Bonding... how do they do that?

A number of wedding band manufacturers make mixed metal wedding
bands. When working on those bands it’s clear that no solder was used
to join the different metals. The seams are perfect, with no pits or
gaps and they don’t separate when heated or bent.

How do larger jewelry manufacturers do that? Is there any way to do
it yourself in a small shop? I imagined it’s some sort of fusing
process but it seem as though there is little distortion of the
components during fusion. Even in a kiln I wouldn’t think it would
be that clean. Does anyone know how it’s being done?

Below is a little blurb from a Novell ad. This happens to be a gold
& silver band but they do this with white gold & yellow gold, gold &
platinum…etc…

Novell’s new In Union wedding bands are made by pairing 14KT Gold and
Argentium Silver with a very unique bonding technology. A
light-weight gold band is designed, finished, and carefully fused to
a strong Argentium Silver liner. This results in a wonderfully
resilient product with great potential for color, design, and
flexibility.

Mark

A number of wedding band manufacturers make mixed metal wedding
bands. When working on those bands it's clear that no solder was
used to join the different metals. The seams are perfect, with no
pits or gaps and they don't separate when heated or bent. 

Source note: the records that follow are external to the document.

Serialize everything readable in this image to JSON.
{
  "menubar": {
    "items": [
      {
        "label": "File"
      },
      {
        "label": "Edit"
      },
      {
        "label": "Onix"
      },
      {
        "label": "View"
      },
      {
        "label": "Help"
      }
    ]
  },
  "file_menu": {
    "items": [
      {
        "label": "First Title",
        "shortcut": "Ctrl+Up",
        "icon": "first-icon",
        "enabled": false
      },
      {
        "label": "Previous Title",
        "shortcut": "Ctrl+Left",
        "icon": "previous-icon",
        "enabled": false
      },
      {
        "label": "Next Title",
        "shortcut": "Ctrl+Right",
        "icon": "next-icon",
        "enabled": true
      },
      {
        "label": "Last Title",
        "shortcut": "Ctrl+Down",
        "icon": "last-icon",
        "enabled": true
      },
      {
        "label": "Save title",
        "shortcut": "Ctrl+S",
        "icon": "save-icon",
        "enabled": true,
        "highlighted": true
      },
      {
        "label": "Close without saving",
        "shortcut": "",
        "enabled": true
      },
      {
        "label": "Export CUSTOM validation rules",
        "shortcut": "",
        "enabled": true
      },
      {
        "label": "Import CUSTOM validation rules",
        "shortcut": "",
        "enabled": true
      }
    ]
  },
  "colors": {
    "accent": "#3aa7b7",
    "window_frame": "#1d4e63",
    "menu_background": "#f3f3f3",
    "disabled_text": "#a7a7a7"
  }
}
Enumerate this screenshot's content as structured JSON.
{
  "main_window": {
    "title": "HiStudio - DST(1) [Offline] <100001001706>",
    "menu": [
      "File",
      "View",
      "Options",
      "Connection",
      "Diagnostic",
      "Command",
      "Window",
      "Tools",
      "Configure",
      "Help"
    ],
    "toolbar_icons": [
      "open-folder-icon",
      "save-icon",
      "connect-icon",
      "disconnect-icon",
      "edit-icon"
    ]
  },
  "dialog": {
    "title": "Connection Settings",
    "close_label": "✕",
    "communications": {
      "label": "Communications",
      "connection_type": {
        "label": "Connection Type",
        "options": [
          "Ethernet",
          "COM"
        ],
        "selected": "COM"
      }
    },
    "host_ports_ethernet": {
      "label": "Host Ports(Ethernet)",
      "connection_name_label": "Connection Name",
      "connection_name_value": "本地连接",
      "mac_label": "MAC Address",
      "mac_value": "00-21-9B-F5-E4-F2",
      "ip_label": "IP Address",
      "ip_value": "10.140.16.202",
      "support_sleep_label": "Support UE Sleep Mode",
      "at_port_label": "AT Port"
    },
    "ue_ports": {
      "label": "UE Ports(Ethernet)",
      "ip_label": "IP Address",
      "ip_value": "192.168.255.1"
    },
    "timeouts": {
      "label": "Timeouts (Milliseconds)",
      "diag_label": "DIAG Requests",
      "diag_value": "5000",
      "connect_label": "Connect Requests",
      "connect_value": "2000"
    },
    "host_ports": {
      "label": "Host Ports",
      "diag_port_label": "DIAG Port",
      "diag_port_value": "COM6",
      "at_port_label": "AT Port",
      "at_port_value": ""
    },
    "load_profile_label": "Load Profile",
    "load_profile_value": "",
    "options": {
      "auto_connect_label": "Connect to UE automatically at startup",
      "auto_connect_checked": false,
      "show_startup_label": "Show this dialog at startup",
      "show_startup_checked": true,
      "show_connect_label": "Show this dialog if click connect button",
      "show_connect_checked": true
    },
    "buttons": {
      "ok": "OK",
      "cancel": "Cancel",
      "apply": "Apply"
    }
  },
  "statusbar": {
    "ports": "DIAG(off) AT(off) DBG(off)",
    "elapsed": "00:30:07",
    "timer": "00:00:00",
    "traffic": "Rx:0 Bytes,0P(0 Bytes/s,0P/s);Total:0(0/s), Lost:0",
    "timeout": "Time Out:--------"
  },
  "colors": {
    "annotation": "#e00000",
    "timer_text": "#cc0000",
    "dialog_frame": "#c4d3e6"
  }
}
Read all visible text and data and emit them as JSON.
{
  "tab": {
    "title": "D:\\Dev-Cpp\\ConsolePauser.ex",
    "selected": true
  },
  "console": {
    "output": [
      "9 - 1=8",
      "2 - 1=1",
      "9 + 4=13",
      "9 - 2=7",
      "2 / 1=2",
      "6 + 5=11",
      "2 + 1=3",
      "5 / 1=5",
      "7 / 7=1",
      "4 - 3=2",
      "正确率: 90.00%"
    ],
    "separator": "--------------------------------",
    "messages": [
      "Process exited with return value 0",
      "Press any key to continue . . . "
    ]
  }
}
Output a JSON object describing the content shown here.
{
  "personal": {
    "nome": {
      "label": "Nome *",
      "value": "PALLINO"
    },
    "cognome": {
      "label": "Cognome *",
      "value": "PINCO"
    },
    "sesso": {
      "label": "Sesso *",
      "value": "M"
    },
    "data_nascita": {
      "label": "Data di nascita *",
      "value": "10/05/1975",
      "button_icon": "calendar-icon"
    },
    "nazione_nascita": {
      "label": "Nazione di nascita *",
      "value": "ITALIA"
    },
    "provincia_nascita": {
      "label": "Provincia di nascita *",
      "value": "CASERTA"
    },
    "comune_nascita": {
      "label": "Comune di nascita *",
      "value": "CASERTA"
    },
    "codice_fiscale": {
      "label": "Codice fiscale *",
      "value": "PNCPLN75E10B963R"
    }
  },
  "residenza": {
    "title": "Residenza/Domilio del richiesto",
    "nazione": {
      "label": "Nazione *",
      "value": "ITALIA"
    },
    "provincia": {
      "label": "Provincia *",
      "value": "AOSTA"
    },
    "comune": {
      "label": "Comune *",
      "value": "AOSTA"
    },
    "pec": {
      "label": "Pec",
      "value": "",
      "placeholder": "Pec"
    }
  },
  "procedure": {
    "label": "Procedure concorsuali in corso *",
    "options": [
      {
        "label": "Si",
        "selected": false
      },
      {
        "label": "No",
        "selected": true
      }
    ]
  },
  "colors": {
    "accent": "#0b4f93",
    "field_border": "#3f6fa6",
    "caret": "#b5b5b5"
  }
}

How do larger jewelry manufacturers do that?

I read Mark’s post last Sunday, when I’m not inclined to linger over
the computer, and it awakened a foggy, 20 year old memory of
something I read in JCK. And I thought, “Somebody like JB will
probably reply anyway…”

The majors use all sorts of techniques like diffusion bonding, which
is how= mokume is done, to do various trick things. How those bi-and
tri-color bands are (or can be) made is even more trick, which is
what the article wa= s about, long ago. BTW, I looked at Gold
International Machinery this morning, but they don’t have anything
related to this question at the moment.

You get yourself what amounts to a lathe bed with ground ways and
all. Then you get two indentical electric motors mounted on those
ways, facing each other (this is the concept, not a how to) on
precisely the same center. And they have chucks to hold your work.
The motors both spin the same, either CW or CCW, but since one is
right-handed and one is left-handed, they are spinning opposite each
other. You mount your work in both chucks and bring it up to speed,
which I don’t know the RPM but it’s high. When they are up to speed,
you use a lever (hydraulics, I’d think) to bring the two parts
together with great force The friction of all that bonds the two
parts together almost instantly…

That was the article, but I’ll point out some obvious, “Don’t try
this at home” things. One is that there must be a clutch or the
whole thing will just explode when the parts seize. The other is
that an inert gas atmosphere would be recommended if not essential.
Finally, I imagine it took a lot of failures before the right speeds
and forces were figured out.

Much of the rest of that sort of work is done by simple pressing - a
white gold band with a groove down the center is made size 6, and a
yellow gold band that fits the groove is made size 6 1/4. They’re
assembled and stretched to size 7, which locks the whole thing
together like magic. Easy but they’re using machinery, not a bench
ring stretcher. You can do a lot with one of those, too, though.

It is diffusion bonding, there are several ways to do it but in
essence the metals are put in intimate contact within a graphite die
and using some form of press (air or hydraulic) The die is heated
(normally by induction) and the atmosphere is carefully controlled
around the ring. The heat and pressure cause the metals to fuse.
There are several machines made in Germany that can do this but they
are all quite expensive ($70,000.00) It is an industrial processes,
you have to make a lot of work to pay for such a machine.